Evaluation of the performance of TRUST in single-end mode. (a) Venn diagrams showing the number of CDR3 sequences called using TCR–seq and TRUST, and their overlap. (b) TRUST-reported CDR3 sequences are enriched for clonotypes with high abundance. At each quantile, the y axis shows the fraction of TRUST-reported CDR3 sequences with a clonal frequency greater than or equal to that for the quantile. (c) Accuracy of variable and joining gene estimations by TRUST. (d) Recall and precision estimations based on in silico simulations at different read depths. (e) Recall and precision estimations at different read length settings. Each box includes data between the 25th and 75th percentiles, with the horizontal line representing the median. The upper whisker is min(max(x), Q3 + 1.5 × IQR) and the lower whisker is max(min(x), Q1 – 1.5 × IQR), where x is the data, Q3 is the 75th percentile, Q1 is the 25th percentile and IQR = Q3 – Q1, the interquartile range. (f) Application of TRUST to non-cancerous tissue samples.

We used in silico simulations (Supplementary Fig. 4 and Supplementary Note) with artificially generated TCR transcripts to evaluate TRUST and competing methods^7-9. With 50-nt single-end reads, at a read depth of 100 million (equivalent to 0.02X coverage⁵), TRUST achieved an average recall of 2.1%, an order of magnitude higher than that for MiXCR (0.12%) or iSSAKE (0%) (Fig. 1d). Decombinator failed to assemble any contig, even at a read depth of 5,000 million. Fixing read depth at 500 million, we simulated another set of libraries with read lengths of 50, 75 and 100 nt (Supplementary Note). TRUST recall increased with longer reads while high precision was maintained (Fig. 1e). We next collected RNA–seq data from six TCR-negative cell lines and three colon tissues from the public domain (Supplementary Note) to explore the utility of TRUST on non-cancerous tissues. As expected, T cell content was barely detectable in the cell lines and was higher in tissues from Crohn’s disease or ulcerative colitis than in normal colon (Fig. 1f).

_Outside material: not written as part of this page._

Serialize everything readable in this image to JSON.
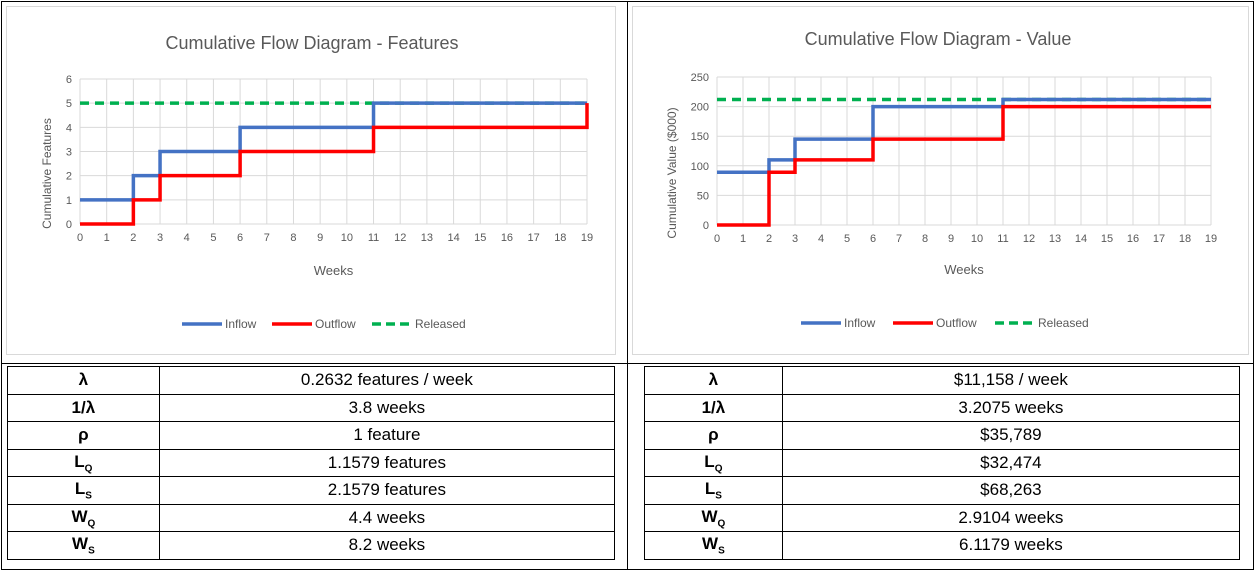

TRUST is by far the most sensitive method thus far for detecting TCR CDR3 sequences using tumor RNA–seq data. Its improved performance in comparison to our previous algorithm⁵ results from optimized CDR3 realignment and use of unmapped reads. The major reason that TRUST outperforms other methods is its application of a thorough pairwise read comparison, which substantially improves the identification of less abundant TCR clones. TRUST is portable and easy to adopt and run. With rapidly accumulating tumor RNA–seq data and continuously decreasing sequencing costs, we anticipate that TRUST will attract broader interest in the immunology and cancer research communities.